Along the way Reds claimed the notable scalp of Bolton in the Capital One Cup and beat Sheffield United 2-0 at Bramall Lane, leading to the sacking of Danny Wilson and Barker subsequently being linked to the Blades job for the first time.
In guiding Reds to a finish just four points outside the play-offs and then starting the 2013/14 season so well, Barker had begun to change the negative feeling many fans had towards him for what they felt was criticism of his own players and, on occasion them as well.
Many supporters felt he was using their club simply as a stepping stone to bigger things.
Arguably part of that at least was proved true in his switch to south coast neighbours Portsmouth in December, which came about after he had refused to rule out interest in the job and was sacked the following day by Crawley after seven games without a win.
But rather then being a step forward in his career, his Pompey exit today (Thursday, March 27) by ‘mutual consent’ follows a disastrous 109-day stay at Fratton Park which has seen his stock dramatically fall, leaving the question: What next for Richie Barker?
There is no denying the magnitude of the task he took on at Portsmouth. Taking over with the club in 17th position in League 2, they were downwardly mobile when he arrived having lost five of a seven-game winless run.
His record is actually extremely similar to his predecessor’s final 20 games in charge, Guy Whittingham having won five games to Barker’s four, both lost eight, with Whittingham claiming 18 league points to Barker’s 15.
But as in the final months at Crawley a lack of goals was the final death knell, Pompey managing just 11 in those 20 games.

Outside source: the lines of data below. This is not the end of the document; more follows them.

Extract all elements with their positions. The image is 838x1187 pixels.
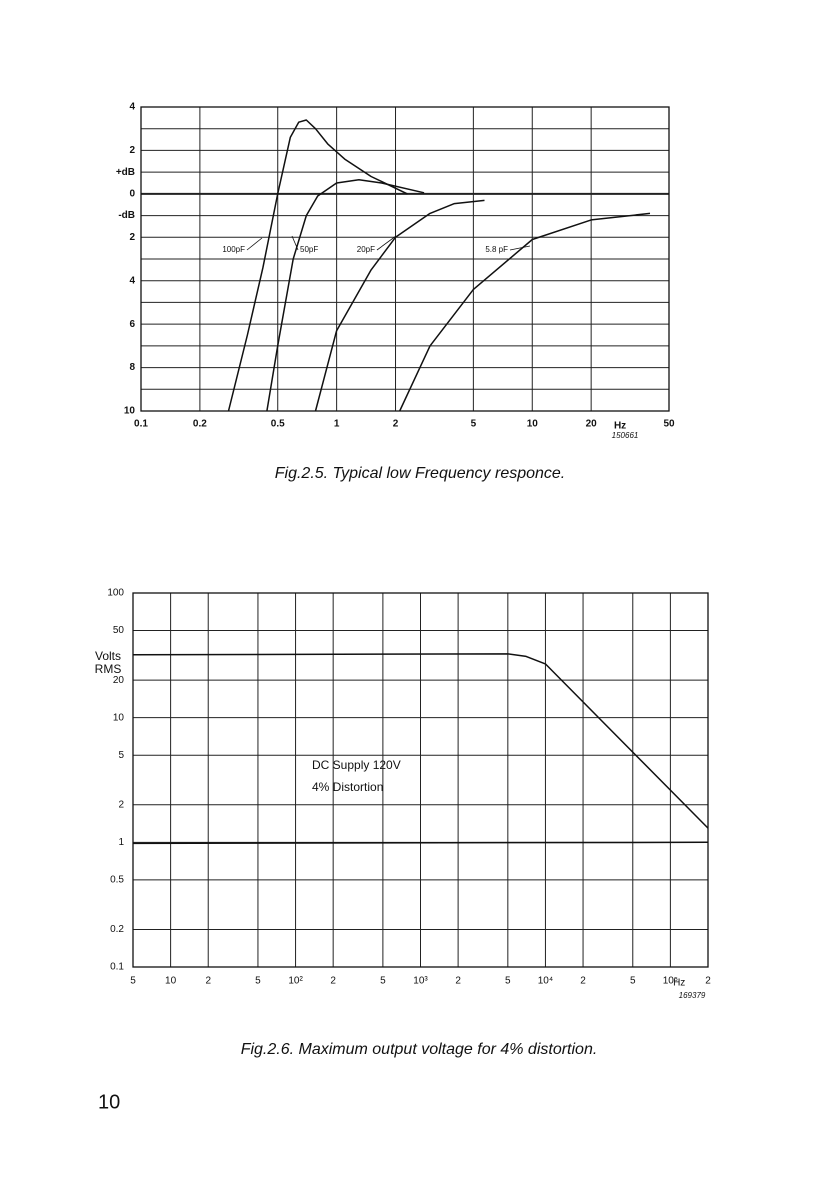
- x-tick-label: 10⁵: [663, 976, 678, 987]
- series-label: 100pF: [222, 245, 245, 254]
- y-tick-label: 10: [124, 406, 136, 417]
- y-tick-label: 2: [129, 145, 135, 156]
- y-tick-label: 0: [129, 188, 135, 199]
- x-tick-label: 5: [255, 976, 261, 987]
- y-tick-label: 8: [129, 362, 135, 373]
- y-tick-label: 100: [107, 588, 124, 599]
- x-tick-label: 50: [663, 419, 675, 430]
- x-tick-label: 2: [580, 976, 586, 987]
- x-unit-label: Hz: [673, 978, 685, 989]
- leader-line: [376, 235, 397, 251]
- y-tick-label: 5: [118, 750, 124, 761]
- annotation: 4% Distortion: [312, 780, 383, 794]
- series-label: 5.8 pF: [485, 245, 508, 254]
- figure-code: 150661: [612, 431, 639, 440]
- x-tick-label: 5: [471, 419, 477, 430]
- x-tick-label: 10: [165, 976, 177, 987]
- y-tick-label: -dB: [118, 210, 135, 221]
- y-tick-label: 0.2: [110, 924, 124, 935]
- y-tick-label: 6: [129, 319, 135, 330]
- figure-caption: Fig.2.6. Maximum output voltage for 4% d…: [241, 1041, 598, 1058]
- x-tick-label: 20: [586, 419, 598, 430]
- y-tick-label: 50: [113, 625, 125, 636]
- curve: [266, 178, 425, 412]
- figure-caption: Fig.2.5. Typical low Frequency responce.: [275, 465, 566, 482]
- x-tick-label: 2: [205, 976, 211, 987]
- y-tick-label: 10: [113, 712, 125, 723]
- y-tick-label: 2: [118, 799, 124, 810]
- y-tick-label: 20: [113, 675, 125, 686]
- x-unit-label: Hz: [614, 421, 626, 432]
- x-tick-label: 0.2: [193, 419, 207, 430]
- x-tick-label: 10²: [288, 976, 303, 987]
- plot-frame: [132, 592, 709, 968]
- x-tick-label: 2: [393, 419, 399, 430]
- figure-code: 169379: [679, 991, 706, 1000]
- x-tick-label: 0.5: [271, 419, 285, 430]
- x-tick-label: 10⁴: [538, 976, 553, 987]
- curve: [132, 841, 709, 845]
- series-label: 50pF: [300, 245, 318, 254]
- x-tick-label: 5: [630, 976, 636, 987]
- annotation: DC Supply 120V: [312, 758, 401, 772]
- x-tick-label: 10: [527, 419, 539, 430]
- y-tick-label: 0.1: [110, 962, 124, 973]
- x-tick-label: 2: [455, 976, 461, 987]
- page-number: 10: [98, 1091, 120, 1113]
- curve: [314, 199, 485, 412]
- x-tick-label: 5: [505, 976, 511, 987]
- y-tick-label: 1: [118, 837, 124, 848]
- leader-line: [291, 235, 299, 251]
- y-tick-label: 4: [129, 102, 135, 113]
- plot-frame: [140, 106, 670, 412]
- x-tick-label: 2: [330, 976, 336, 987]
- y-axis-label: RMS: [95, 662, 122, 676]
- curve: [399, 212, 651, 412]
- y-tick-label: 4: [129, 275, 135, 286]
- y-tick-label: 0.5: [110, 875, 124, 886]
- x-tick-label: 5: [130, 976, 136, 987]
- leader-line: [509, 245, 531, 251]
- y-tick-label: +dB: [116, 167, 135, 178]
- curve: [132, 653, 709, 829]
- y-tick-label: 2: [129, 232, 135, 243]
- curve: [227, 119, 408, 412]
- x-tick-label: 0.1: [134, 419, 148, 430]
- series-label: 20pF: [357, 245, 375, 254]
- y-axis-label: Volts: [95, 649, 121, 663]
- leader-line: [246, 237, 263, 251]
- x-tick-label: 1: [334, 419, 340, 430]
- x-tick-label: 5: [380, 976, 386, 987]
- x-tick-label: 2: [705, 976, 711, 987]
- x-tick-label: 10³: [413, 976, 428, 987]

With the club perilously close to the relegation places and the very real threat of an exit from Football League hanging over them - coupled with some very vocal anger towards him from the Pompey fans - his exit, along with assistant Taff Williams, came as no surprise.
While many Portsmouth fans (and some Crawley fans for that matter) will be gleeful at his latest departure, there’s little doubt Barker himself will already be plotting his next move, such is his determination.
The work ethic of a man who began taking his coaching badges long before injury cut short his playing days, and even ran a pub team while working evenings at Sheffield United’s academy, cannot be questioned.
For the short-term he will put all his energies into finishing his Uefa Pro License which will complete his coaching badges.
Then looking forward, he is settled in Brighton so would favour a job he could commute to rather then uproot his young family.
But while there is little doubt Barker will be eager to get back into the hotseat as quickly as possible, most clubs have either twisted or stuck by now in terms of a change of manager with the season rapidly drawing to a close.
He enjoyed plenty of success as the head of Bury’s youth academy before progressing on to the manager’s job, so he may look for a similar role for the remainder of the current campaign.
While there is little doubt Barker’s reputation as a manager has fallen just as steeply as it once rose in recent months it would be foolish to write him off just yet.
Though with his options now limited he may well have to take a few steps backwards in order to get a once hugely promising career back on track.